Underground hydrogen storage (UHS) in salt caverns is emerging as a promising solution for the transition to a sustainable energy future. However, a thorough understanding of hydrogen flow mechanisms through salt rock is essential to ensure safe and efficient storage operations. In this study, we conducted hydrogen flow experiments in salt rocks using the pressure pulse decay (PPD) method, covering a range of hydrogen pore pressures from 0.4 MPa to 7.5 MPa within the slip and transitional flow regimes (Knudsen numbers between 0.04 and 1.5). The Knudsen numbers were determined by measuring the pore size distribution (PSD) of the salt rock samples and assigning an average pore size to each sample based on the measured PSD. Our results indicate that the intrinsic permeability of the tested salt rock samples ranges from 5 × 10⁻²¹ m² to 1.0 × 10⁻²⁰ m². However, a significant enhancement in apparent permeability, up to 10 times the intrinsic permeability was observed, particularly at lower pressures.
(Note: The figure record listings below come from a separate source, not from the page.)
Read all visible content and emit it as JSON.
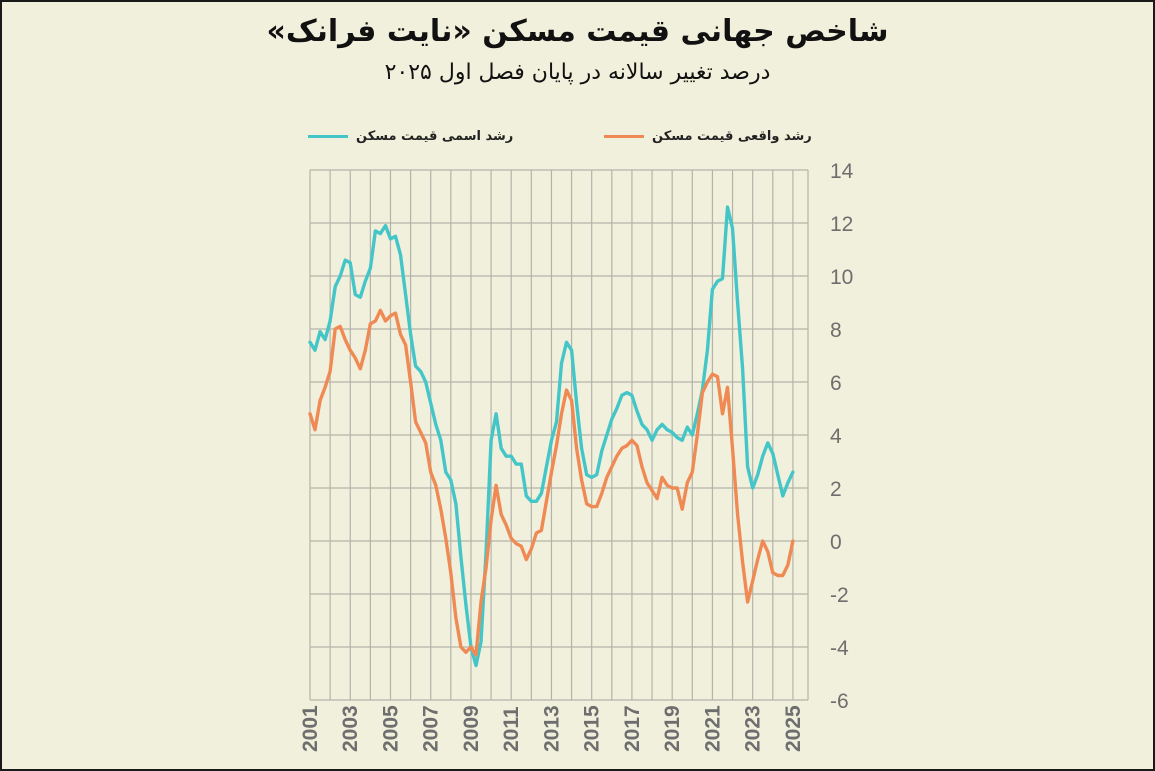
{
  "title": "شاخص جهانی قیمت مسکن «نایت فرانک»",
  "subtitle": "درصد تغییر سالانه در پایان فصل اول ۲۰۲۵",
  "colors": {
    "nominal": "#44c6c8",
    "real": "#f08a55",
    "grid": "#b3b3aa",
    "background": "#f1f0dc"
  },
  "chart_data": {
    "type": "line",
    "title": "شاخص جهانی قیمت مسکن «نایت فرانک»",
    "subtitle": "درصد تغییر سالانه در پایان فصل اول ۲۰۲۵",
    "xlabel": "",
    "ylabel": "",
    "ylim": [
      -6,
      14
    ],
    "yticks": [
      14,
      12,
      10,
      8,
      6,
      4,
      2,
      0,
      -2,
      -4,
      -6
    ],
    "xlim": [
      2001,
      2025.75
    ],
    "xticks": [
      "2001",
      "2003",
      "2005",
      "2007",
      "2009",
      "2011",
      "2013",
      "2015",
      "2017",
      "2019",
      "2021",
      "2023",
      "2025"
    ],
    "grid": true,
    "legend_position": "top",
    "series": [
      {
        "name": "رشد اسمی قیمت مسکن",
        "color": "#44c6c8",
        "x": [
          2001.0,
          2001.25,
          2001.5,
          2001.75,
          2002.0,
          2002.25,
          2002.5,
          2002.75,
          2003.0,
          2003.25,
          2003.5,
          2003.75,
          2004.0,
          2004.25,
          2004.5,
          2004.75,
          2005.0,
          2005.25,
          2005.5,
          2005.75,
          2006.0,
          2006.25,
          2006.5,
          2006.75,
          2007.0,
          2007.25,
          2007.5,
          2007.75,
          2008.0,
          2008.25,
          2008.5,
          2008.75,
          2009.0,
          2009.25,
          2009.5,
          2009.75,
          2010.0,
          2010.25,
          2010.5,
          2010.75,
          2011.0,
          2011.25,
          2011.5,
          2011.75,
          2012.0,
          2012.25,
          2012.5,
          2012.75,
          2013.0,
          2013.25,
          2013.5,
          2013.75,
          2014.0,
          2014.25,
          2014.5,
          2014.75,
          2015.0,
          2015.25,
          2015.5,
          2015.75,
          2016.0,
          2016.25,
          2016.5,
          2016.75,
          2017.0,
          2017.25,
          2017.5,
          2017.75,
          2018.0,
          2018.25,
          2018.5,
          2018.75,
          2019.0,
          2019.25,
          2019.5,
          2019.75,
          2020.0,
          2020.25,
          2020.5,
          2020.75,
          2021.0,
          2021.25,
          2021.5,
          2021.75,
          2022.0,
          2022.25,
          2022.5,
          2022.75,
          2023.0,
          2023.25,
          2023.5,
          2023.75,
          2024.0,
          2024.25,
          2024.5,
          2024.75,
          2025.0
        ],
        "values": [
          7.5,
          7.2,
          7.9,
          7.6,
          8.3,
          9.6,
          10.0,
          10.6,
          10.5,
          9.3,
          9.2,
          9.8,
          10.3,
          11.7,
          11.6,
          11.9,
          11.4,
          11.5,
          10.8,
          9.3,
          7.8,
          6.6,
          6.4,
          6.0,
          5.2,
          4.4,
          3.8,
          2.6,
          2.3,
          1.4,
          -0.6,
          -2.4,
          -4.0,
          -4.7,
          -3.8,
          -0.4,
          3.8,
          4.8,
          3.5,
          3.2,
          3.2,
          2.9,
          2.9,
          1.7,
          1.5,
          1.5,
          1.8,
          2.8,
          3.8,
          4.5,
          6.7,
          7.5,
          7.2,
          5.2,
          3.5,
          2.5,
          2.4,
          2.5,
          3.4,
          4.0,
          4.6,
          5.0,
          5.5,
          5.6,
          5.5,
          4.9,
          4.4,
          4.2,
          3.8,
          4.2,
          4.4,
          4.2,
          4.1,
          3.9,
          3.8,
          4.3,
          4.0,
          4.8,
          5.7,
          7.2,
          9.5,
          9.8,
          9.9,
          12.6,
          11.8,
          9.0,
          6.5,
          2.8,
          2.0,
          2.5,
          3.2,
          3.7,
          3.3,
          2.5,
          1.7,
          2.2,
          2.6
        ]
      },
      {
        "name": "رشد واقعی قیمت مسکن",
        "color": "#f08a55",
        "x": [
          2001.0,
          2001.25,
          2001.5,
          2001.75,
          2002.0,
          2002.25,
          2002.5,
          2002.75,
          2003.0,
          2003.25,
          2003.5,
          2003.75,
          2004.0,
          2004.25,
          2004.5,
          2004.75,
          2005.0,
          2005.25,
          2005.5,
          2005.75,
          2006.0,
          2006.25,
          2006.5,
          2006.75,
          2007.0,
          2007.25,
          2007.5,
          2007.75,
          2008.0,
          2008.25,
          2008.5,
          2008.75,
          2009.0,
          2009.25,
          2009.5,
          2009.75,
          2010.0,
          2010.25,
          2010.5,
          2010.75,
          2011.0,
          2011.25,
          2011.5,
          2011.75,
          2012.0,
          2012.25,
          2012.5,
          2012.75,
          2013.0,
          2013.25,
          2013.5,
          2013.75,
          2014.0,
          2014.25,
          2014.5,
          2014.75,
          2015.0,
          2015.25,
          2015.5,
          2015.75,
          2016.0,
          2016.25,
          2016.5,
          2016.75,
          2017.0,
          2017.25,
          2017.5,
          2017.75,
          2018.0,
          2018.25,
          2018.5,
          2018.75,
          2019.0,
          2019.25,
          2019.5,
          2019.75,
          2020.0,
          2020.25,
          2020.5,
          2020.75,
          2021.0,
          2021.25,
          2021.5,
          2021.75,
          2022.0,
          2022.25,
          2022.5,
          2022.75,
          2023.0,
          2023.25,
          2023.5,
          2023.75,
          2024.0,
          2024.25,
          2024.5,
          2024.75,
          2025.0
        ],
        "values": [
          4.8,
          4.2,
          5.3,
          5.8,
          6.4,
          8.0,
          8.1,
          7.6,
          7.2,
          6.9,
          6.5,
          7.2,
          8.2,
          8.3,
          8.7,
          8.3,
          8.5,
          8.6,
          7.8,
          7.4,
          6.0,
          4.5,
          4.1,
          3.7,
          2.6,
          2.1,
          1.2,
          0.1,
          -1.2,
          -2.9,
          -4.0,
          -4.2,
          -4.0,
          -4.3,
          -2.3,
          -1.0,
          0.8,
          2.1,
          1.0,
          0.6,
          0.1,
          -0.1,
          -0.2,
          -0.7,
          -0.3,
          0.3,
          0.4,
          1.5,
          2.6,
          3.6,
          4.8,
          5.7,
          5.3,
          3.5,
          2.3,
          1.4,
          1.3,
          1.3,
          1.8,
          2.4,
          2.8,
          3.2,
          3.5,
          3.6,
          3.8,
          3.6,
          2.8,
          2.2,
          1.9,
          1.6,
          2.4,
          2.1,
          2.0,
          2.0,
          1.2,
          2.2,
          2.6,
          4.0,
          5.6,
          6.0,
          6.3,
          6.2,
          4.8,
          5.8,
          3.5,
          1.0,
          -0.8,
          -2.3,
          -1.5,
          -0.7,
          0.0,
          -0.4,
          -1.2,
          -1.3,
          -1.3,
          -0.9,
          0.0
        ]
      }
    ]
  }
}
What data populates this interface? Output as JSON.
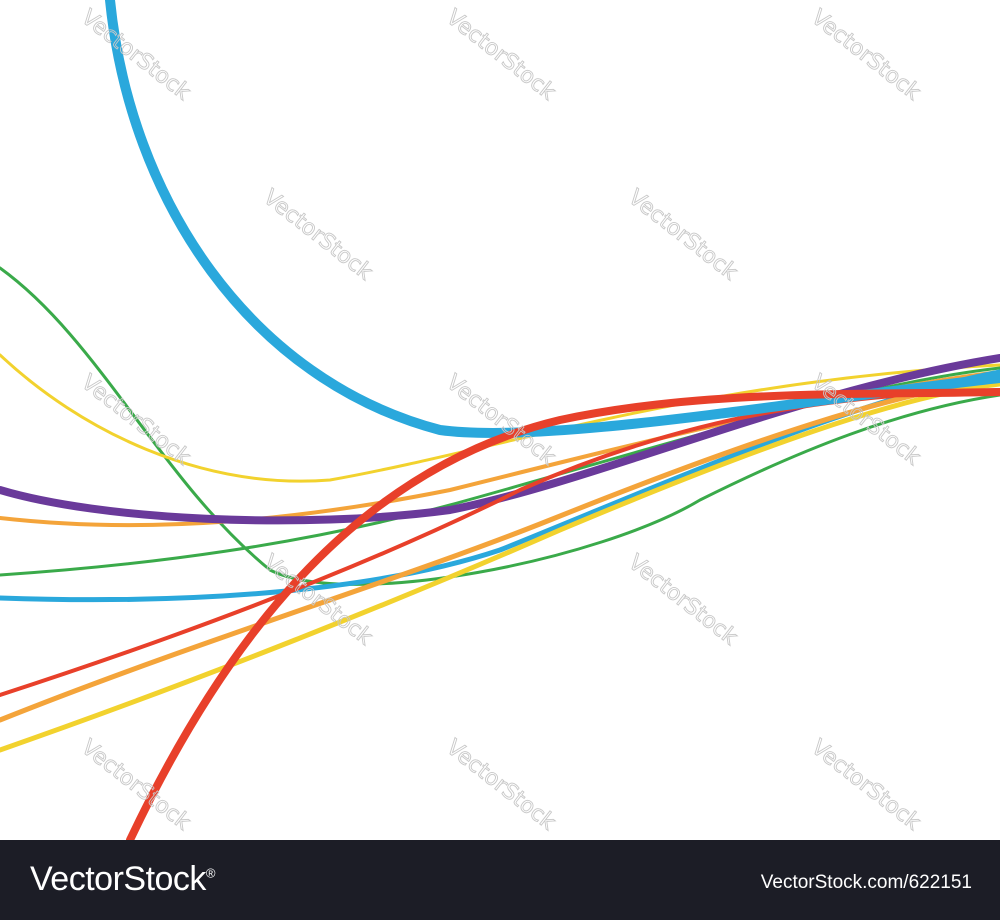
{
  "watermark": "VectorStock",
  "footer": {
    "logo": "VectorStock",
    "logo_mark": "®",
    "image_id": "VectorStock.com/622151"
  }
}
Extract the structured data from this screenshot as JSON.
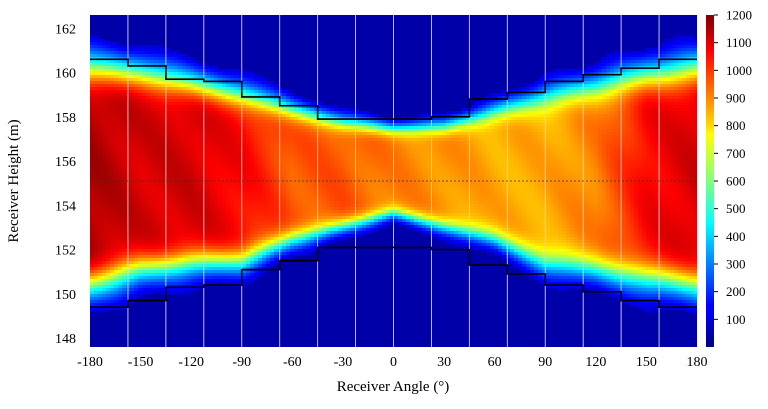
{
  "chart_data": {
    "type": "heatmap",
    "xlabel": "Receiver Angle (°)",
    "ylabel": "Receiver Height (m)",
    "xlim": [
      -180,
      180
    ],
    "ylim": [
      147.6,
      162.6
    ],
    "x_ticks": [
      -180,
      -150,
      -120,
      -90,
      -60,
      -30,
      0,
      30,
      60,
      90,
      120,
      150,
      180
    ],
    "y_ticks": [
      148,
      150,
      152,
      154,
      156,
      158,
      160,
      162
    ],
    "colorbar": {
      "min": 0,
      "max": 1200,
      "ticks": [
        100,
        200,
        300,
        400,
        500,
        600,
        700,
        800,
        900,
        1000,
        1100,
        1200
      ],
      "colormap": "jet"
    },
    "reference_height": 155.1,
    "step_boundaries": [
      -180,
      -157.5,
      -135,
      -112.5,
      -90,
      -67.5,
      -45,
      -22.5,
      0,
      22.5,
      45,
      67.5,
      90,
      112.5,
      135,
      157.5,
      180
    ],
    "upper_boundary": [
      160.6,
      160.3,
      159.7,
      159.6,
      158.9,
      158.5,
      157.9,
      157.9,
      157.9,
      158.0,
      158.8,
      159.1,
      159.6,
      159.9,
      160.2,
      160.6
    ],
    "lower_boundary": [
      149.4,
      149.7,
      150.3,
      150.4,
      151.1,
      151.5,
      152.1,
      152.1,
      152.1,
      152.0,
      151.3,
      150.9,
      150.4,
      150.1,
      149.7,
      149.4
    ],
    "intensity_samples": {
      "angles": [
        -180,
        -150,
        -120,
        -90,
        -60,
        -30,
        0,
        30,
        60,
        90,
        120,
        150,
        180
      ],
      "peak_value": [
        1150,
        1100,
        1100,
        1050,
        950,
        950,
        900,
        880,
        850,
        850,
        900,
        1050,
        1100
      ],
      "band_top": [
        160.3,
        160.1,
        159.6,
        159.1,
        158.4,
        157.8,
        157.5,
        157.6,
        158.3,
        159.0,
        159.5,
        160.0,
        160.3
      ],
      "band_bottom": [
        150.3,
        151.0,
        151.3,
        151.4,
        152.4,
        153.0,
        153.6,
        153.0,
        152.4,
        151.3,
        151.0,
        150.6,
        150.3
      ]
    }
  }
}
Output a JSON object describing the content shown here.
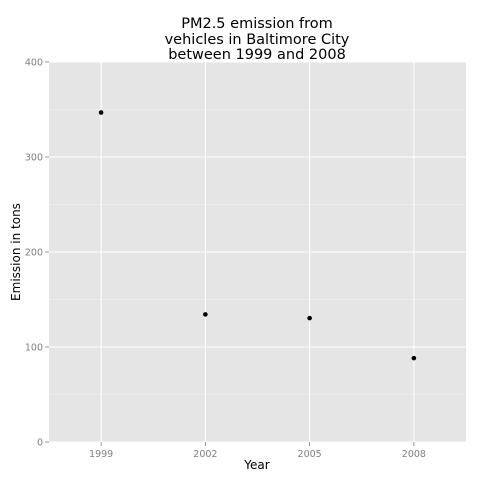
{
  "chart_data": {
    "type": "scatter",
    "title_lines": [
      "PM2.5 emission from",
      "vehicles in Baltimore City",
      "between 1999 and 2008"
    ],
    "xlabel": "Year",
    "ylabel": "Emission in tons",
    "x": [
      "1999",
      "2002",
      "2005",
      "2008"
    ],
    "y": [
      346.8,
      134.3,
      130.4,
      88.3
    ],
    "ylim": [
      0,
      400
    ],
    "yticks": [
      "0",
      "100",
      "200",
      "300",
      "400"
    ],
    "xticks": [
      "1999",
      "2002",
      "2005",
      "2008"
    ],
    "grid": true,
    "legend": "none",
    "colors": {
      "panel": "#e5e5e5",
      "grid_major": "#ffffff",
      "grid_minor": "#f2f2f2",
      "point": "#000000",
      "tick_text": "#7f7f7f"
    }
  }
}
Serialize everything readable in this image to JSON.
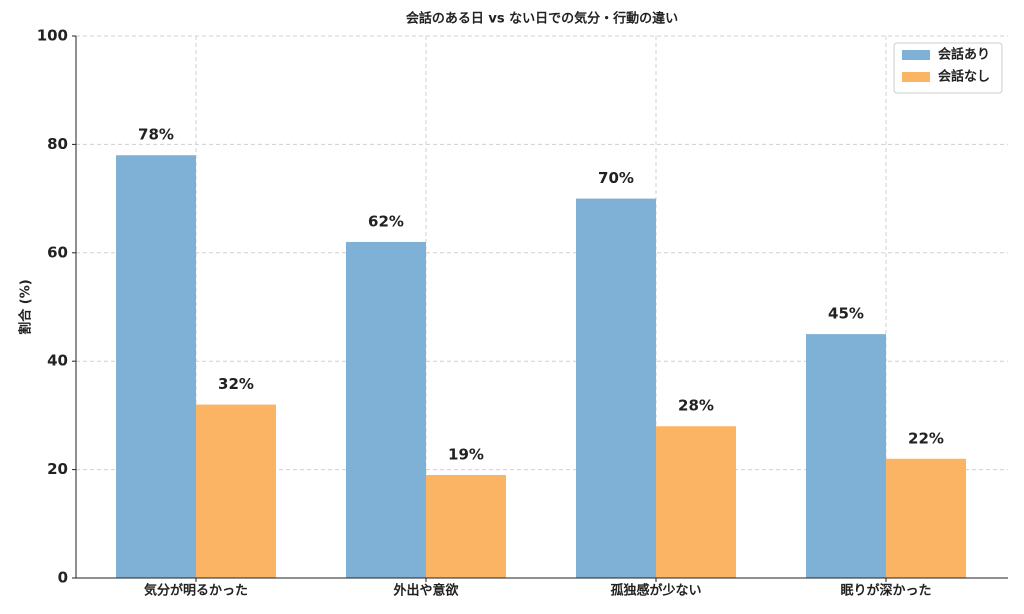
{
  "chart_data": {
    "type": "grouped_bar",
    "title": "会話のある日 vs ない日での気分・行動の違い",
    "ylabel": "割合 (%)",
    "categories": [
      "気分が明るかった",
      "外出や意欲",
      "孤独感が少ない",
      "眠りが深かった"
    ],
    "series": [
      {
        "name": "会話あり",
        "color": "#7fb0d5",
        "values": [
          78,
          62,
          70,
          45
        ],
        "value_labels": [
          "78%",
          "62%",
          "70%",
          "45%"
        ]
      },
      {
        "name": "会話なし",
        "color": "#fbb463",
        "values": [
          32,
          19,
          28,
          22
        ],
        "value_labels": [
          "32%",
          "19%",
          "28%",
          "22%"
        ]
      }
    ],
    "ylim": [
      0,
      100
    ],
    "yticks": [
      0,
      20,
      40,
      60,
      80,
      100
    ],
    "grid": true,
    "legend": "upper-right"
  }
}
This permeability enhancement is attributed to the nanoscale pore structure of salt rocks, where the mean free path of hydrogen becomes comparable to the pore sizes, leading to a shift from slip flow to the transitional flow regime. The results further reveal that the first-order slip model underestimates the apparent permeability in the transitional flow regime, despite its satisfactory accuracy in the slip region. Moreover, the higher-order slip model demonstrates acceptable accuracy across both the slip and transitional flow regimes.